Not many I’s after all. An investment company where my account was dormant for so long that they’ve cancelled me. Someone named Irene is in there, but she doesn’t take up too much room and it says (Chelsea’s grandma) in brackets behind her name and I don’t feel right just abandoning someone of that stature. Unfortunately, I and J are kind of housed on the same page, according to the headings at the top, which has forced some J’s over to the K’s. That was okay, since there’s only one J taking up any room and it is Janice written in my ex-husband’s hand. She likely doesn’t deserve much space in my “scrolls”.
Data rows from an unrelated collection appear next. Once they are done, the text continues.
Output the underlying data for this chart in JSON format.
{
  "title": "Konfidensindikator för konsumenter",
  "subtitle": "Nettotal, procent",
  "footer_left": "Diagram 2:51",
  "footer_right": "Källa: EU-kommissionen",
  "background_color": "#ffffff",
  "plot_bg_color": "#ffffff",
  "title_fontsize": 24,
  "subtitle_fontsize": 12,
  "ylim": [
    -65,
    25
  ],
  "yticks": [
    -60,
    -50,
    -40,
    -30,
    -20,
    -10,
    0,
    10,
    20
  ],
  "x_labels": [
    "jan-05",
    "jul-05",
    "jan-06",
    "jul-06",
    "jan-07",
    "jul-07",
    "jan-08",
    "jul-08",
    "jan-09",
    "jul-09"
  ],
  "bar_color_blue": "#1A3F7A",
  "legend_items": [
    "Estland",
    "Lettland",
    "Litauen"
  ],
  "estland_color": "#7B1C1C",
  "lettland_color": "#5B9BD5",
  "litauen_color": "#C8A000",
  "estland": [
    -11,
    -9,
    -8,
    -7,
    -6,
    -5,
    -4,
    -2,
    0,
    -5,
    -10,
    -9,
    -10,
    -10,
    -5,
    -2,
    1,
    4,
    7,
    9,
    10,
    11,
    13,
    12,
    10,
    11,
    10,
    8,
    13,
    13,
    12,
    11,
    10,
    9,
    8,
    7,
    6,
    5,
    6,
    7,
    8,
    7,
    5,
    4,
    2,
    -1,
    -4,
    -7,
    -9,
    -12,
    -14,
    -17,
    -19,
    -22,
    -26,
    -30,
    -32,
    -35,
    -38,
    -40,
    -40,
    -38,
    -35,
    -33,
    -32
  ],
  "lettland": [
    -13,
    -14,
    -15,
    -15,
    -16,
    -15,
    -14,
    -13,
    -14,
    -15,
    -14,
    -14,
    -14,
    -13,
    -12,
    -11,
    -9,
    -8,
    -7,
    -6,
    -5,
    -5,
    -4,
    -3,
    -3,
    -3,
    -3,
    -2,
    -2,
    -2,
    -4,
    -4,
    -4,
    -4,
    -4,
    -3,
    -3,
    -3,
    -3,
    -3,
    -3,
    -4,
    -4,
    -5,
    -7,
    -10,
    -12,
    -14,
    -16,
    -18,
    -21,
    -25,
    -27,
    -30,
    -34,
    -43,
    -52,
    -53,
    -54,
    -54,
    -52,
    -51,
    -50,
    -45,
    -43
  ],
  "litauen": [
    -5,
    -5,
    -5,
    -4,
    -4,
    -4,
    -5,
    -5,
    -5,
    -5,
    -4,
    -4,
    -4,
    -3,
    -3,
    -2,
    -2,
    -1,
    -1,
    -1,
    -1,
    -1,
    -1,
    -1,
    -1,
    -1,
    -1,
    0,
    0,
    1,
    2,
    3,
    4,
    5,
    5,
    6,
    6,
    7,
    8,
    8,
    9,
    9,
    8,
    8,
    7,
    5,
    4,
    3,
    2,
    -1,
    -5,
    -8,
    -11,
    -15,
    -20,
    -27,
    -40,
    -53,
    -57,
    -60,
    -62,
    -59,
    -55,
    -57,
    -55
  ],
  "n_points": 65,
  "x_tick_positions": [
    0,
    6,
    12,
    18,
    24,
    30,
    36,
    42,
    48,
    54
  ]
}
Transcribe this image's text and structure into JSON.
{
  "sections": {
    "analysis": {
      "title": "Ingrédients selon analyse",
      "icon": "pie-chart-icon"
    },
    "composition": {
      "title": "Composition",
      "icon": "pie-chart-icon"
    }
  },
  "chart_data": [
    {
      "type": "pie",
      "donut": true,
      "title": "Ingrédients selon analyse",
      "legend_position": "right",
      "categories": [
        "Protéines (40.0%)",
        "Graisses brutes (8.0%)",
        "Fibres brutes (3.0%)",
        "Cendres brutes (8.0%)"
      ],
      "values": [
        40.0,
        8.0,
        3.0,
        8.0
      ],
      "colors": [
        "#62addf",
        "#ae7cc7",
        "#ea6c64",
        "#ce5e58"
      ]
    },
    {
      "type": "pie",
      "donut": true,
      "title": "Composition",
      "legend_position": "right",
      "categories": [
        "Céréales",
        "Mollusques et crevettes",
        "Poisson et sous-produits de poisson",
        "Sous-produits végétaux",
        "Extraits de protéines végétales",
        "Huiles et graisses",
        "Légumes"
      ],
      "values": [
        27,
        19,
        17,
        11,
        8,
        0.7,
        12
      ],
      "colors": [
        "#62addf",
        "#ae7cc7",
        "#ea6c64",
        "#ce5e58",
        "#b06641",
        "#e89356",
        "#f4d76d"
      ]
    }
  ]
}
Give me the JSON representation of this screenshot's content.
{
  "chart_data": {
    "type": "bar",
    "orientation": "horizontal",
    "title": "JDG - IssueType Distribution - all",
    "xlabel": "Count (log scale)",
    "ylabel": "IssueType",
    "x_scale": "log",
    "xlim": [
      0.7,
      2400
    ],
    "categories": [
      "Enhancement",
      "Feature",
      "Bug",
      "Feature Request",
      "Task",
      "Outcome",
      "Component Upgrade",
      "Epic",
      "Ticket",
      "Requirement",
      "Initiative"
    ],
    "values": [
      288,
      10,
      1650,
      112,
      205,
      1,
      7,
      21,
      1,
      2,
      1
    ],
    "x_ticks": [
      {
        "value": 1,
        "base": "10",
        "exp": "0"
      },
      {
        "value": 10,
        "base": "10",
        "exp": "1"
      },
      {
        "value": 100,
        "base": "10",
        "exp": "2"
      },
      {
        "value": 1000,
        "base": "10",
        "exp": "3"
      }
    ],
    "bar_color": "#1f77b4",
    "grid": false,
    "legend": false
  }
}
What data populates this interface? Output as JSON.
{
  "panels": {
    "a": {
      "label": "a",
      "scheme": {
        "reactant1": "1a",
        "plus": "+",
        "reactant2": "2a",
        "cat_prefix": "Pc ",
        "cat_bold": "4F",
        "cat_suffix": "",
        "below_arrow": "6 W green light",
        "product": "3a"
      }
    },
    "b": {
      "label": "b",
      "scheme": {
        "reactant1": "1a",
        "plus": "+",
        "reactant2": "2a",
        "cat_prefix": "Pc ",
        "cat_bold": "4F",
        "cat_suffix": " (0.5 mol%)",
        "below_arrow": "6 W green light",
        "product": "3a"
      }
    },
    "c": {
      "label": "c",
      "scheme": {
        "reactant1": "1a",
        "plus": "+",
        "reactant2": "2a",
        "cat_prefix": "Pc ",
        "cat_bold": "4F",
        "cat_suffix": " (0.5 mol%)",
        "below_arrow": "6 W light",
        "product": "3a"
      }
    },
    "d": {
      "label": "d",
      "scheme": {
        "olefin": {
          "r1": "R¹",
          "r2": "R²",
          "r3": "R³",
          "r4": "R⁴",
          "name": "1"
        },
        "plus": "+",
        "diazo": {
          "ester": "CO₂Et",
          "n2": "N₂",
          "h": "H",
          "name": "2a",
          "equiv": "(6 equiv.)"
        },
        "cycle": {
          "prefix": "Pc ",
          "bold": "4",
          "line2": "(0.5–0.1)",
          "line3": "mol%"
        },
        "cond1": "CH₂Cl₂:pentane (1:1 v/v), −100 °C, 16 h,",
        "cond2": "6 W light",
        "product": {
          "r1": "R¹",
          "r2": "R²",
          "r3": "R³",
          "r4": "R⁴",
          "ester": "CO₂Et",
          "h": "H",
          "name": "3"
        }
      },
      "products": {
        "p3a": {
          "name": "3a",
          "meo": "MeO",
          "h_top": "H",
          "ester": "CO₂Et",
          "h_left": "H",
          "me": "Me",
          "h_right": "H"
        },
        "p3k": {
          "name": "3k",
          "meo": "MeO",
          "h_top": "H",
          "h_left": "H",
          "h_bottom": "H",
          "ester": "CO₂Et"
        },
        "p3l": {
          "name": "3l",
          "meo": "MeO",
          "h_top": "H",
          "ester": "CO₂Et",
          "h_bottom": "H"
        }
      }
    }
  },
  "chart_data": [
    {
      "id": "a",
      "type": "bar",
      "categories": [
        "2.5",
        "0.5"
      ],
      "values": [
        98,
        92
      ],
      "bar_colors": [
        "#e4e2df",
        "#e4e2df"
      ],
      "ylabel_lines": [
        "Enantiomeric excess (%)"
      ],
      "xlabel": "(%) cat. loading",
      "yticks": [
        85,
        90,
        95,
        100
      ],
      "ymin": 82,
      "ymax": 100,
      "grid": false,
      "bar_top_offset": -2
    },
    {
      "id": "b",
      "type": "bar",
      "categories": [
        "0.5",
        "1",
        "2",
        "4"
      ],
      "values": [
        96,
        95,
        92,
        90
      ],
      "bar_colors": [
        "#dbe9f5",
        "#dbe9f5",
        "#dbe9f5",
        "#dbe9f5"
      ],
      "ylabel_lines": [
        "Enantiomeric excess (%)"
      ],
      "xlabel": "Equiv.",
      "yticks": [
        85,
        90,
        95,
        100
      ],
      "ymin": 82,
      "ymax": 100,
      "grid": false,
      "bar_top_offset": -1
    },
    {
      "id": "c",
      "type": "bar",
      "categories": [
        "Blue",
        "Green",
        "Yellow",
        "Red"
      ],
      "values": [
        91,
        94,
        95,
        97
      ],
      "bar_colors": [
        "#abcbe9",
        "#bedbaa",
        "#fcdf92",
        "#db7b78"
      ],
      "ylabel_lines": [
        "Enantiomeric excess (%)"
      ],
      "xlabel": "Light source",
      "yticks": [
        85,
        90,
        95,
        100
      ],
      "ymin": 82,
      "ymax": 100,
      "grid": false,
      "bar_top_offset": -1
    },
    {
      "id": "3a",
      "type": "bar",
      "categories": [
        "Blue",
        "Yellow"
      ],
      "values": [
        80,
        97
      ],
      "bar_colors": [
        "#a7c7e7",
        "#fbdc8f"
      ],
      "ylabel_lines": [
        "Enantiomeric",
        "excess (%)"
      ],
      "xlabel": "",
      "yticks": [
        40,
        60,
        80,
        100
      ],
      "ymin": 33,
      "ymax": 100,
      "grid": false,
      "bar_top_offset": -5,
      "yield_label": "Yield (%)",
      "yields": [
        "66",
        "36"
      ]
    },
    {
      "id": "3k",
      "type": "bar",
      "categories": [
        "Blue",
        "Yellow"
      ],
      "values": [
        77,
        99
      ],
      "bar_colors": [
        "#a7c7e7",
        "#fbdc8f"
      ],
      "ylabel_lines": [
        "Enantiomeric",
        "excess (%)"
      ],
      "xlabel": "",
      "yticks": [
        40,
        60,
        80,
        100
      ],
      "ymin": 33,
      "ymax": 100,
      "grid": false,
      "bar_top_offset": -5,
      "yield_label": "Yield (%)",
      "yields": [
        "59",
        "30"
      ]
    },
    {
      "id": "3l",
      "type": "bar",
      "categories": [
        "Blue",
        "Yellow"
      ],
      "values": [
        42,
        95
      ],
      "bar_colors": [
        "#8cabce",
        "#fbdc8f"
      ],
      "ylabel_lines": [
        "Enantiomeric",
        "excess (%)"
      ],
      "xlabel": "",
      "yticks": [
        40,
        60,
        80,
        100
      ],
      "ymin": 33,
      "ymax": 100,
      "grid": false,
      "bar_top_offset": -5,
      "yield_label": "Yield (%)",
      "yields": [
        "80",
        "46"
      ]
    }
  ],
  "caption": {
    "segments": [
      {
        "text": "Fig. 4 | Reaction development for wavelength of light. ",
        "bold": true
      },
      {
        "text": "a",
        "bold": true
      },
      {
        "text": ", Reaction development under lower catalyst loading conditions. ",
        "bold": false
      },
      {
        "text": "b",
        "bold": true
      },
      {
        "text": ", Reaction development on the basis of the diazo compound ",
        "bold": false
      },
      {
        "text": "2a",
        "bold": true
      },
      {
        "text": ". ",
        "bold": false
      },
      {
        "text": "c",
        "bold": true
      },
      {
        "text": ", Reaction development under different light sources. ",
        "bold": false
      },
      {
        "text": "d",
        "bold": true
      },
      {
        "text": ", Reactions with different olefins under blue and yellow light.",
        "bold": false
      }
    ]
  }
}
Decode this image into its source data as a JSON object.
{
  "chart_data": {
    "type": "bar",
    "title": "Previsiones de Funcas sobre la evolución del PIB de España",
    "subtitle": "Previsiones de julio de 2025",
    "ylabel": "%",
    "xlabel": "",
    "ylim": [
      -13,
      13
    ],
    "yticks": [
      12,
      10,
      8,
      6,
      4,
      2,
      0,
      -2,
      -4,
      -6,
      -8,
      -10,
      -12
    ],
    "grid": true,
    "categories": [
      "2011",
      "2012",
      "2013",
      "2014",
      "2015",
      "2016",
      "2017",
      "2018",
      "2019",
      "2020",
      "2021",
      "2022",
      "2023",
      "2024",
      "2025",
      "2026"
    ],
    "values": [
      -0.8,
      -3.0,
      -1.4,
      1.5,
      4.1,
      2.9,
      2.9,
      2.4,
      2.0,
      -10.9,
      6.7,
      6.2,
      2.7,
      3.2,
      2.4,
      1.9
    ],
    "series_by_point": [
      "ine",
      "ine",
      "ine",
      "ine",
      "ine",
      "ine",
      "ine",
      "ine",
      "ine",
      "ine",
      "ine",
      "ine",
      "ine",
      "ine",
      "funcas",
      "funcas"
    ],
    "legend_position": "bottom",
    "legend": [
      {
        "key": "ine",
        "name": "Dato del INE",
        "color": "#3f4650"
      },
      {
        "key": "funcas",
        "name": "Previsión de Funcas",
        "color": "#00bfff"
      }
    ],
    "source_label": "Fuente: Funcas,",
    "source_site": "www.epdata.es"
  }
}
But it’s when it all carries over into K that things get really bad. Do you have a lot of divorced K people? My K people haven’t moved for years, so it’s not their addresses that are causing the scribbles and Post-it notes and general K mayhem. It’s that their names changed to and from and back and forth and I just kept updating the information in K, because that’s where they all started.

Panic really struck as I flipped forward a bit, wondering how broad the carryover would be, and found M completely missing. The page was ripped right out of the book and the realization left me fumbling to remember all the M people. Luckily, as I continued flipping I discovered both M and Mc had been stapled back into the book somewhere near Q.

Along the way, I took to listing people by their first names to avoid any future marital-change address book confusion. First names don’t change, right? Well, talk to my high school friend Beth who now calls herself Liz. Or Judith, whom I worked with at Banff in 1980, who has since become Natasha (I have no explanation). Butch suddenly wants to go by his given name, Douglas, and someone named Winky probably doesn’t belong anywhere (I think there is a Banff connection with that one, too).

So, I’m thinking that all these ‘I write Christmas cards thus I should write a book’ people may have been right all along. As Gene Fowler said, “Writing is easy – just a matter of staring at a blank page until your forehead bleeds.” I stared at my address book and got the same result.